Platte Valley High School students in the rural community of Kelsey, Colorado, are often treated to guest presentations from a variety of professions that serve the agriculture industry — ranging anywhere from welding to dairy science.
“We try to get a good array of different career paths that include both trades and college tracks,” explains Agriculture Studies teacher Desirea Weber. “Our community has a lot of farms, but that’s also changing. Not all kids are cut out for college, so we want to present a wide variety of options for them.”
As part of the guest speaker series, the school regularly invites Cara Doyle to present to students. Cara and her husband, David, own Summit Lawn and Landscape in nearby Fort Collins. The company originally became involved with Platte Valley High through its membership in the Associated Landscape Contractors of Colorado (ALCC), which reaches out to high schools with its “Career Pathways” program in an effort to lure more people into the landscape labor force.

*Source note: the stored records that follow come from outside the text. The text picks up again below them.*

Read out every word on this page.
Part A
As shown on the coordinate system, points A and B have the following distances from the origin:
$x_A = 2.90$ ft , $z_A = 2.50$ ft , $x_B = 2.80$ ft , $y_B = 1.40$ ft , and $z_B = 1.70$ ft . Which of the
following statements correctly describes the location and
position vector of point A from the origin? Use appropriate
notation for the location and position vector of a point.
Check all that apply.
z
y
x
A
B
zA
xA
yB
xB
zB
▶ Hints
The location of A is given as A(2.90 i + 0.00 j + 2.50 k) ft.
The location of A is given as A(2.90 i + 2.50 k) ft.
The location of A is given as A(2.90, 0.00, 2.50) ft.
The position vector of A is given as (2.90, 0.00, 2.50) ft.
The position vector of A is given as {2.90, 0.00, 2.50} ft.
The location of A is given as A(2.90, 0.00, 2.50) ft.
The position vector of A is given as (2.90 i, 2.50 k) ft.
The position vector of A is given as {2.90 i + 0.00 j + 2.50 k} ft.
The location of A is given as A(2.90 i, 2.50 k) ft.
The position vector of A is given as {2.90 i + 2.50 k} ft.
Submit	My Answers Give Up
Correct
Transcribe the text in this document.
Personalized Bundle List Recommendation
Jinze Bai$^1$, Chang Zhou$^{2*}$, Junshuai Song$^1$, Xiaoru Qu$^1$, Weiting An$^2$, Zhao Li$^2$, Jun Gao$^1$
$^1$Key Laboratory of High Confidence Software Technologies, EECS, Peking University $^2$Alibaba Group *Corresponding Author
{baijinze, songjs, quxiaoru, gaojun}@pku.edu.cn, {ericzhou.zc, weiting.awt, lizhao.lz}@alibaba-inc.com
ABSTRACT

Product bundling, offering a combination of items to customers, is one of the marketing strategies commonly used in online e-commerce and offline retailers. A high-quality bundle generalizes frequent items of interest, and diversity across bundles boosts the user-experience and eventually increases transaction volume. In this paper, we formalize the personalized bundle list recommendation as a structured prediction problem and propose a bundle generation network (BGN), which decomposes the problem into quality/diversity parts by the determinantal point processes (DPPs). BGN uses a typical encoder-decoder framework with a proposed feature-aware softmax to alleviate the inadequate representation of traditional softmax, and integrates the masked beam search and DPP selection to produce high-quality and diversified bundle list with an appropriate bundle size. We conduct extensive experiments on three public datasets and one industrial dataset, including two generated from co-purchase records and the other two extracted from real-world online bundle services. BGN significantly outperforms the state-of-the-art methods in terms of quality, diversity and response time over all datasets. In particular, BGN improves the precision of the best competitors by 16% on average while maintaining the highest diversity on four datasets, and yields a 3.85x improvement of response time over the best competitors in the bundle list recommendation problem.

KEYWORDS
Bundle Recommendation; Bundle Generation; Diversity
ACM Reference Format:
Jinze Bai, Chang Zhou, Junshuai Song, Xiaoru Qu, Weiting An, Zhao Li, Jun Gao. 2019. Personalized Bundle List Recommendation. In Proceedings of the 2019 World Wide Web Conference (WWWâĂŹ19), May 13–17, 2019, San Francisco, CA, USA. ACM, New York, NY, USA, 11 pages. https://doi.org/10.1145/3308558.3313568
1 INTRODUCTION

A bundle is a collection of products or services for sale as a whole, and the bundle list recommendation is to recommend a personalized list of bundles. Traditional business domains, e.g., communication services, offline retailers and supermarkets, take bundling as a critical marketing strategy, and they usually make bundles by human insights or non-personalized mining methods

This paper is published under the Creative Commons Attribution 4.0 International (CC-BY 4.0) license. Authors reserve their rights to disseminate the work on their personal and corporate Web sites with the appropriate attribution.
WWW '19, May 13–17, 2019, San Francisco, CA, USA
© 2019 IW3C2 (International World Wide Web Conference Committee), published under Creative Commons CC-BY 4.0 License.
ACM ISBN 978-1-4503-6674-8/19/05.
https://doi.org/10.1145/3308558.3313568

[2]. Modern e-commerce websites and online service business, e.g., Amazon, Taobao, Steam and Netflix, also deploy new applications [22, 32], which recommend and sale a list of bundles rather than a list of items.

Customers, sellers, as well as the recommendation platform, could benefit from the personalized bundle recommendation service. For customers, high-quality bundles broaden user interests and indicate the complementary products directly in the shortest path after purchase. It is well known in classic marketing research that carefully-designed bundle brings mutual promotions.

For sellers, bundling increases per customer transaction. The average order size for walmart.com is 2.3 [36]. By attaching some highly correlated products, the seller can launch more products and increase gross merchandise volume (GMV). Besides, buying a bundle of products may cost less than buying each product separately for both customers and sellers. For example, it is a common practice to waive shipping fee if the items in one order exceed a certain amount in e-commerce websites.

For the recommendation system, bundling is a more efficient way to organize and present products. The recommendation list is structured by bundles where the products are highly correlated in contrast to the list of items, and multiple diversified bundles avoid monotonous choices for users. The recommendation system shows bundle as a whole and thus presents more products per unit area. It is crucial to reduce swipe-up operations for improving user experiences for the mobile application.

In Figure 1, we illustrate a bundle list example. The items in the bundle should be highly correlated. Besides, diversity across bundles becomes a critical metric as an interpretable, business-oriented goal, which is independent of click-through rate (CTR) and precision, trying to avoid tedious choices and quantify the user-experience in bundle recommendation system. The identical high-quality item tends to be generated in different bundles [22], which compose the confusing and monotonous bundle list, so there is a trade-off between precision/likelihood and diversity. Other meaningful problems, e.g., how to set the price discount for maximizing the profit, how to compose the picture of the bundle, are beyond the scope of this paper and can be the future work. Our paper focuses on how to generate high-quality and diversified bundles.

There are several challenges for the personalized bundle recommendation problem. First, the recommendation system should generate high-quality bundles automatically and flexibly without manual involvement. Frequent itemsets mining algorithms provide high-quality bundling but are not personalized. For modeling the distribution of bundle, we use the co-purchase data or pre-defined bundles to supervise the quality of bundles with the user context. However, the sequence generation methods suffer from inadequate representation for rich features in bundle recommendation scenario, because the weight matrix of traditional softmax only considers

“The landscape and hardscape industries have been hit pretty hard by the labor shortage,” Doyle explains. “We’ve been fortunate in that it hasn’t affected us as much because we’re located in a college town and get a lot of labor through the university, but we still enjoyed working with the Career Pathways program.” She notes that in addition to providing networking connections between schools and industry professionals, ALCC’s Career Pathways also provides workshops for teachers, training them on installation techniques that they can bring back to the classroom. These workshops have resulted in the construction of a 40’x108′ greenhouse at the school that is flanked by a paver patio with a pergola.

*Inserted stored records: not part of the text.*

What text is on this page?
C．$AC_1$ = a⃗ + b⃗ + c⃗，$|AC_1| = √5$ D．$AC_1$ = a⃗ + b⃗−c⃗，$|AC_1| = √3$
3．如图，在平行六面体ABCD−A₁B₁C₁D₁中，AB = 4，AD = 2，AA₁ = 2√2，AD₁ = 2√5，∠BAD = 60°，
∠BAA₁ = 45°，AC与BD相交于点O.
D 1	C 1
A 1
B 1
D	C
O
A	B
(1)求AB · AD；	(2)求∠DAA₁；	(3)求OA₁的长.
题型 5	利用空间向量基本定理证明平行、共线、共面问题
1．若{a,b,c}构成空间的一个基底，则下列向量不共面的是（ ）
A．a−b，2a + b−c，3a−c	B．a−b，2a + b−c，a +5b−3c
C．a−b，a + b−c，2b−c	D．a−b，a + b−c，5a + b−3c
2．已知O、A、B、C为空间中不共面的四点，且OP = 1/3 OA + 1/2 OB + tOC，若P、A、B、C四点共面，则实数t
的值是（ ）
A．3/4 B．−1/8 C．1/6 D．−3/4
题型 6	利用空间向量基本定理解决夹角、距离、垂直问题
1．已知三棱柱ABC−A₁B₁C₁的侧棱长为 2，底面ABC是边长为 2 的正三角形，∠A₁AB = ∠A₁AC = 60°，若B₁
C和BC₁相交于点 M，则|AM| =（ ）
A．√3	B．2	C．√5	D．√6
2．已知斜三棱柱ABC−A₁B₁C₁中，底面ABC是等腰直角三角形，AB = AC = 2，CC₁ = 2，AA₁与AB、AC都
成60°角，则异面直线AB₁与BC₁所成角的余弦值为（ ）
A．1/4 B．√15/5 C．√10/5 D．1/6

Doyle’s most recent visit to Platte Valley High introduced students in the Future Farmers of America club to the various technologies involved in the landscape design industry — including estimating software, virtual reality design technology from the Belgard Design Studio, and aerial drone photography.
“Very few of the students had ever used VR or drones before, and they were blown away by the technology,” Doyle says, noting that the students particularly enjoyed the experience of putting on the VR goggles and looking up to see the sky, looking down to see the pavers, and virtually experiencing a complete 360-degree view of the design. Doyle used the VR designs and drone photos to illustrate how the technologies can help take a landscape project from concept to installation.
If a picture is worth 1,000 words…
Below are design renderings and drone images of a project installed in Estes Park, Colorado, by the Doyles and their company, Summit Lawn and Landscape.
“I don’t think the kids realized these technologies could be used in this industry,” Weber explains. “For them to see that you can design a landscape and then use virtual reality to see what it will actually look like was really cool. A couple of kids already had an interest in the field, and it showed them some more opportunities that were available.”
Weber adds that she’s extremely grateful to Doyle’s partnership with the school. “We don’t always have access to this type of technology and industry knowledge, and it’s great to be able to show the students what’s possible.”